Publié le mercredi 02 septembre 2009 à 01H00 - Vu 14 fois
D'après Jean-Louis Borloo, « les travaux doivent débuter dès février-mars 2010 pour une mise en service en 2016. Cela représente 6 000 emplois ».
MEHDI FEDOUACH
AMBIANCE rentrée des classes hier dans un luxueux salon de l'hôtel de Roquelaure, bureau de Jean-Louis Borloo. Seize collectivités territoriales, les préfets des départements concernés, les ministres Borloo (Ecologie) et Bussereau (Transport), tous assis autour d'une même table, se passent les parapheurs. Ils signent le protocole de financement de la phase 2 de la Ligne à grande vitesse européenne. 106 km entre Baudrecourt (Moselle) et Vendenheim, au nord de Strasbourg, pour la bagatelle de 2,1 milliards d'euros. « Les travaux doivent débuter dès février-mars 2010 pour une mise en service en 2016. Cela représente 6 000 emplois », précise Jean-Louis Borloo. L'ambiance bon enfant sous les ors et les lambris ne fait pas oublier les vives tensions qui avaient empêché de trouver un accord en juillet. Quand l'Etat réclame une participation des collectivités locales, celles-ci en profitent pour rappeler quelques promesses passées. Un marchandage de bonne guerre qui avait fait achopper les premières négociations. Pas question, dans un premier temps pour les collectivités marnaises et ardennaises de signer un chèque en blanc de 80 millions d'euros. L'électrification de la ligne Paris-Bâle, une liaison Châlons-Vatry-Troyes étaient, entre autres, dans la balance.

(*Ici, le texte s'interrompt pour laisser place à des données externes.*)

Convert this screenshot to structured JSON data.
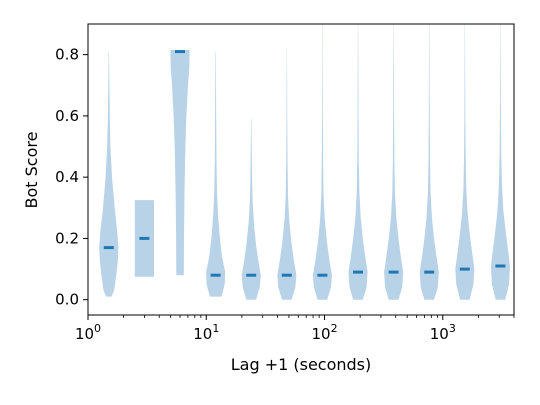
{
  "chart_data": {
    "type": "violin",
    "xlabel": "Lag +1 (seconds)",
    "ylabel": "Bot Score",
    "xscale": "log",
    "xlim": [
      1,
      4000
    ],
    "ylim": [
      -0.05,
      0.9
    ],
    "grid": false,
    "violin_color": "#b8d3e8",
    "median_color": "#1f77b4",
    "x_ticks": [
      {
        "base": "10",
        "exp": "0",
        "value": 1
      },
      {
        "base": "10",
        "exp": "1",
        "value": 10
      },
      {
        "base": "10",
        "exp": "2",
        "value": 100
      },
      {
        "base": "10",
        "exp": "3",
        "value": 1000
      }
    ],
    "y_ticks": [
      {
        "label": "0.0",
        "value": 0.0
      },
      {
        "label": "0.2",
        "value": 0.2
      },
      {
        "label": "0.4",
        "value": 0.4
      },
      {
        "label": "0.6",
        "value": 0.6
      },
      {
        "label": "0.8",
        "value": 0.8
      }
    ],
    "series": [
      {
        "x": 1.5,
        "median": 0.17,
        "min": 0.01,
        "max": 0.81,
        "shape": [
          [
            0.01,
            0.25
          ],
          [
            0.03,
            0.5
          ],
          [
            0.08,
            0.7
          ],
          [
            0.13,
            0.85
          ],
          [
            0.17,
            0.9
          ],
          [
            0.22,
            0.8
          ],
          [
            0.3,
            0.55
          ],
          [
            0.4,
            0.3
          ],
          [
            0.5,
            0.15
          ],
          [
            0.6,
            0.09
          ],
          [
            0.7,
            0.05
          ],
          [
            0.81,
            0.02
          ]
        ]
      },
      {
        "x": 3,
        "median": 0.2,
        "min": 0.075,
        "max": 0.325,
        "shape": [
          [
            0.075,
            0.9
          ],
          [
            0.325,
            0.9
          ]
        ]
      },
      {
        "x": 6,
        "median": 0.81,
        "min": 0.08,
        "max": 0.815,
        "shape": [
          [
            0.08,
            0.35
          ],
          [
            0.2,
            0.37
          ],
          [
            0.35,
            0.42
          ],
          [
            0.5,
            0.5
          ],
          [
            0.6,
            0.6
          ],
          [
            0.7,
            0.75
          ],
          [
            0.76,
            0.88
          ],
          [
            0.8,
            0.9
          ],
          [
            0.815,
            0.9
          ]
        ]
      },
      {
        "x": 12,
        "median": 0.08,
        "min": 0.01,
        "max": 0.81,
        "shape": [
          [
            0.01,
            0.55
          ],
          [
            0.05,
            0.85
          ],
          [
            0.09,
            0.9
          ],
          [
            0.14,
            0.6
          ],
          [
            0.2,
            0.4
          ],
          [
            0.28,
            0.22
          ],
          [
            0.35,
            0.13
          ],
          [
            0.45,
            0.08
          ],
          [
            0.6,
            0.05
          ],
          [
            0.81,
            0.02
          ]
        ]
      },
      {
        "x": 24,
        "median": 0.08,
        "min": 0.0,
        "max": 0.59,
        "shape": [
          [
            0.0,
            0.45
          ],
          [
            0.04,
            0.8
          ],
          [
            0.08,
            0.9
          ],
          [
            0.13,
            0.65
          ],
          [
            0.18,
            0.45
          ],
          [
            0.25,
            0.25
          ],
          [
            0.33,
            0.12
          ],
          [
            0.42,
            0.07
          ],
          [
            0.5,
            0.04
          ],
          [
            0.59,
            0.02
          ]
        ]
      },
      {
        "x": 48,
        "median": 0.08,
        "min": 0.0,
        "max": 0.82,
        "shape": [
          [
            0.0,
            0.45
          ],
          [
            0.04,
            0.8
          ],
          [
            0.08,
            0.9
          ],
          [
            0.13,
            0.65
          ],
          [
            0.19,
            0.42
          ],
          [
            0.26,
            0.22
          ],
          [
            0.34,
            0.11
          ],
          [
            0.45,
            0.06
          ],
          [
            0.6,
            0.035
          ],
          [
            0.82,
            0.015
          ]
        ]
      },
      {
        "x": 96,
        "median": 0.08,
        "min": 0.0,
        "max": 0.9,
        "shape": [
          [
            0.0,
            0.45
          ],
          [
            0.04,
            0.8
          ],
          [
            0.08,
            0.9
          ],
          [
            0.13,
            0.65
          ],
          [
            0.19,
            0.42
          ],
          [
            0.26,
            0.22
          ],
          [
            0.34,
            0.11
          ],
          [
            0.45,
            0.06
          ],
          [
            0.6,
            0.035
          ],
          [
            0.9,
            0.015
          ]
        ]
      },
      {
        "x": 192,
        "median": 0.09,
        "min": 0.0,
        "max": 0.9,
        "shape": [
          [
            0.0,
            0.45
          ],
          [
            0.04,
            0.8
          ],
          [
            0.09,
            0.9
          ],
          [
            0.14,
            0.68
          ],
          [
            0.2,
            0.45
          ],
          [
            0.27,
            0.25
          ],
          [
            0.35,
            0.13
          ],
          [
            0.45,
            0.07
          ],
          [
            0.6,
            0.04
          ],
          [
            0.9,
            0.015
          ]
        ]
      },
      {
        "x": 384,
        "median": 0.09,
        "min": 0.0,
        "max": 0.9,
        "shape": [
          [
            0.0,
            0.45
          ],
          [
            0.04,
            0.8
          ],
          [
            0.09,
            0.9
          ],
          [
            0.14,
            0.68
          ],
          [
            0.2,
            0.45
          ],
          [
            0.27,
            0.25
          ],
          [
            0.35,
            0.13
          ],
          [
            0.45,
            0.07
          ],
          [
            0.6,
            0.04
          ],
          [
            0.9,
            0.015
          ]
        ]
      },
      {
        "x": 768,
        "median": 0.09,
        "min": 0.0,
        "max": 0.9,
        "shape": [
          [
            0.0,
            0.45
          ],
          [
            0.04,
            0.8
          ],
          [
            0.09,
            0.9
          ],
          [
            0.14,
            0.68
          ],
          [
            0.2,
            0.45
          ],
          [
            0.27,
            0.25
          ],
          [
            0.35,
            0.13
          ],
          [
            0.45,
            0.07
          ],
          [
            0.6,
            0.04
          ],
          [
            0.9,
            0.015
          ]
        ]
      },
      {
        "x": 1536,
        "median": 0.1,
        "min": 0.0,
        "max": 0.9,
        "shape": [
          [
            0.0,
            0.45
          ],
          [
            0.05,
            0.8
          ],
          [
            0.1,
            0.9
          ],
          [
            0.15,
            0.7
          ],
          [
            0.21,
            0.48
          ],
          [
            0.28,
            0.27
          ],
          [
            0.36,
            0.14
          ],
          [
            0.46,
            0.08
          ],
          [
            0.6,
            0.045
          ],
          [
            0.9,
            0.015
          ]
        ]
      },
      {
        "x": 3072,
        "median": 0.11,
        "min": 0.0,
        "max": 0.9,
        "shape": [
          [
            0.0,
            0.45
          ],
          [
            0.05,
            0.8
          ],
          [
            0.11,
            0.9
          ],
          [
            0.16,
            0.72
          ],
          [
            0.22,
            0.5
          ],
          [
            0.29,
            0.28
          ],
          [
            0.37,
            0.15
          ],
          [
            0.47,
            0.08
          ],
          [
            0.6,
            0.045
          ],
          [
            0.9,
            0.015
          ]
        ]
      }
    ]
  }
}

Des promesses passées non tenues. Cette fois, tout le monde a signé… ou presque. René-Paul Savary, président UMP du conseil général de la Marne, était présent mais n'a pas encore apposé son nom. « Ça s'est mieux passé que prévu, confie pourtant l'élu marnais. Nous voulons voir réaliser la prolongation du TGV-Est vers Strasbourg. Nous y apporterons 16 M€. C'est important pour le désenclavement de nos territoires. Mais l'Etat doit aussi montrer sa volonté d'une desserte ferroviaire de l'aéroport de Vatry. Nous avons des engagements écrits de sa part. Ce sera officiel quand nous aurons le contrat de projet Etat-Région entre les mains. »
Le patron du Département reste d'une extrême prudence. Il se souvient trop des promesses de l'Etat non tenues pour arracher l'accord de son prédécesseur lors de la recherche du financement de la première phase de la LGV (lire par ailleurs). « À l'époque, en 99, la Marne devait bénéficier de la modernisation de la Nationale 4 au sud du département. Il n'en a rien été. »

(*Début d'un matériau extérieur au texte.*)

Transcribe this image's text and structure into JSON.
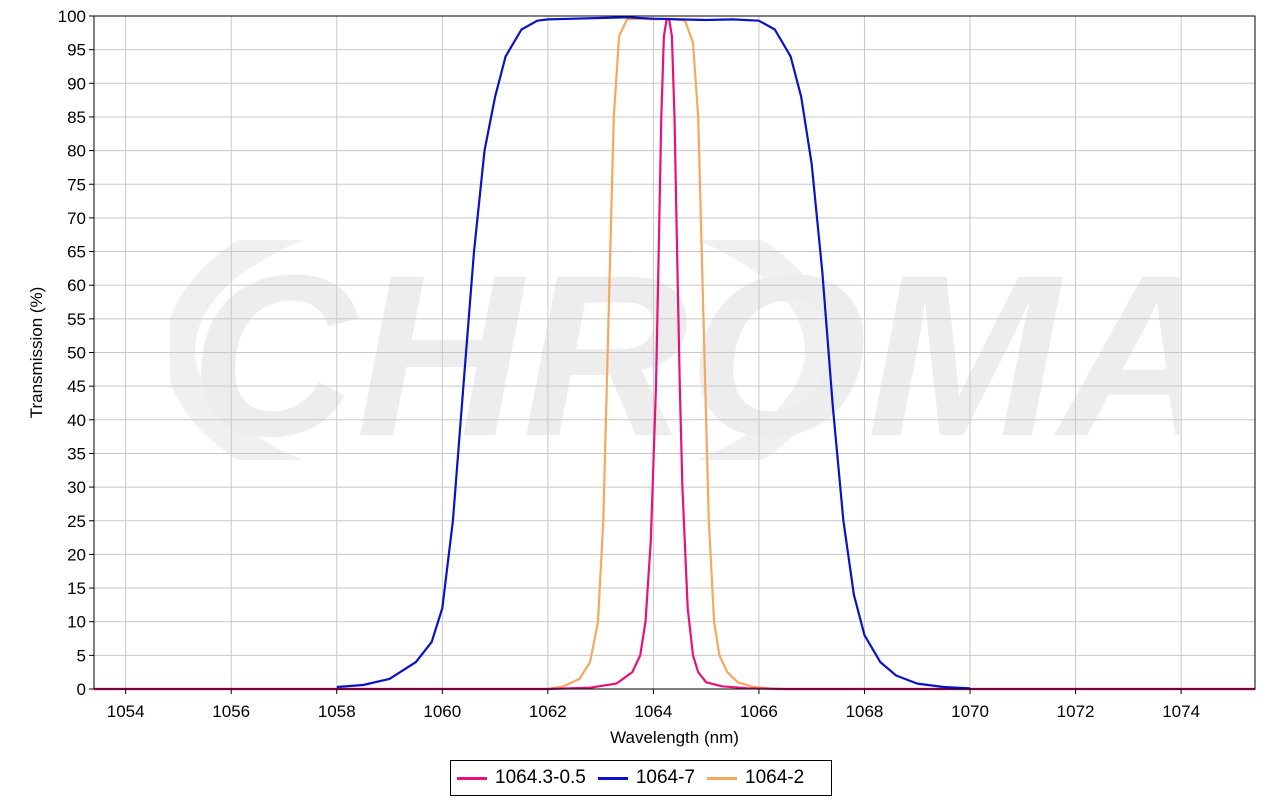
{
  "chart_data": {
    "type": "line",
    "xlabel": "Wavelength (nm)",
    "ylabel": "Transmission (%)",
    "xlim": [
      1053.4,
      1075.4
    ],
    "ylim": [
      0,
      100
    ],
    "x_ticks": [
      1054,
      1056,
      1058,
      1060,
      1062,
      1064,
      1066,
      1068,
      1070,
      1072,
      1074
    ],
    "y_ticks": [
      0,
      5,
      10,
      15,
      20,
      25,
      30,
      35,
      40,
      45,
      50,
      55,
      60,
      65,
      70,
      75,
      80,
      85,
      90,
      95,
      100
    ],
    "grid": true,
    "legend_position": "bottom-center",
    "watermark_text": "CHROMA",
    "series": [
      {
        "name": "1064.3-0.5",
        "color": "#e8117a",
        "x": [
          1053.4,
          1062.0,
          1062.8,
          1063.3,
          1063.6,
          1063.75,
          1063.85,
          1063.95,
          1064.05,
          1064.1,
          1064.15,
          1064.2,
          1064.25,
          1064.3,
          1064.35,
          1064.4,
          1064.45,
          1064.5,
          1064.55,
          1064.65,
          1064.75,
          1064.85,
          1065.0,
          1065.3,
          1065.8,
          1066.5,
          1075.4
        ],
        "y": [
          0,
          0,
          0.2,
          0.8,
          2.5,
          5,
          10,
          22,
          45,
          65,
          85,
          97,
          99.5,
          99.5,
          97,
          85,
          65,
          45,
          30,
          12,
          5,
          2.5,
          1,
          0.4,
          0.1,
          0,
          0
        ]
      },
      {
        "name": "1064-7",
        "color": "#0a12c8",
        "x": [
          1058.0,
          1058.5,
          1059.0,
          1059.5,
          1059.8,
          1060.0,
          1060.2,
          1060.4,
          1060.6,
          1060.8,
          1061.0,
          1061.2,
          1061.5,
          1061.8,
          1062.0,
          1062.5,
          1063.0,
          1063.5,
          1064.0,
          1064.5,
          1065.0,
          1065.5,
          1066.0,
          1066.3,
          1066.6,
          1066.8,
          1067.0,
          1067.2,
          1067.4,
          1067.6,
          1067.8,
          1068.0,
          1068.3,
          1068.6,
          1069.0,
          1069.5,
          1070.0
        ],
        "y": [
          0.3,
          0.6,
          1.5,
          4,
          7,
          12,
          25,
          45,
          65,
          80,
          88,
          94,
          98,
          99.3,
          99.5,
          99.6,
          99.7,
          99.8,
          99.6,
          99.5,
          99.4,
          99.5,
          99.3,
          98,
          94,
          88,
          78,
          62,
          42,
          25,
          14,
          8,
          4,
          2,
          0.8,
          0.3,
          0.1
        ]
      },
      {
        "name": "1064-2",
        "color": "#f4a860",
        "x": [
          1053.4,
          1062.0,
          1062.3,
          1062.6,
          1062.8,
          1062.95,
          1063.05,
          1063.15,
          1063.25,
          1063.35,
          1063.5,
          1063.7,
          1064.0,
          1064.3,
          1064.6,
          1064.75,
          1064.85,
          1064.95,
          1065.05,
          1065.15,
          1065.25,
          1065.4,
          1065.6,
          1065.9,
          1066.3,
          1075.4
        ],
        "y": [
          0,
          0,
          0.4,
          1.5,
          4,
          10,
          25,
          55,
          85,
          97,
          99.5,
          99.6,
          99.5,
          99.6,
          99.3,
          96,
          85,
          55,
          25,
          10,
          5,
          2.5,
          1,
          0.3,
          0,
          0
        ]
      }
    ]
  }
}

Cette fois, René-Paul Savary, Adeline Hazan, présidente PS de la communauté d'agglomération de Reims, et Jean-Paul Bachy, président PS du conseil régional de Champagne-Ardenne, ont fait front commun. Jean-Paul Bachy, avant de verser 28 M€, a obtenu le respect des engagements pris il y a plus de dix ans sur l'électrification de la ligne Paris-Bâle. « Réseau ferré de France a fait un geste modeste mais indispensable sur la partie champardennaise », se félicite le patron de la Région. Quant à liaison ferroviaire vers Vatry, l'Etat promet 5 M€ supplémentaires et l'inscrit au schéma national de modernisation ferroviaire : « C'est insuffisant mais c'est une première étape », veut croire Jean-Paul Bachy.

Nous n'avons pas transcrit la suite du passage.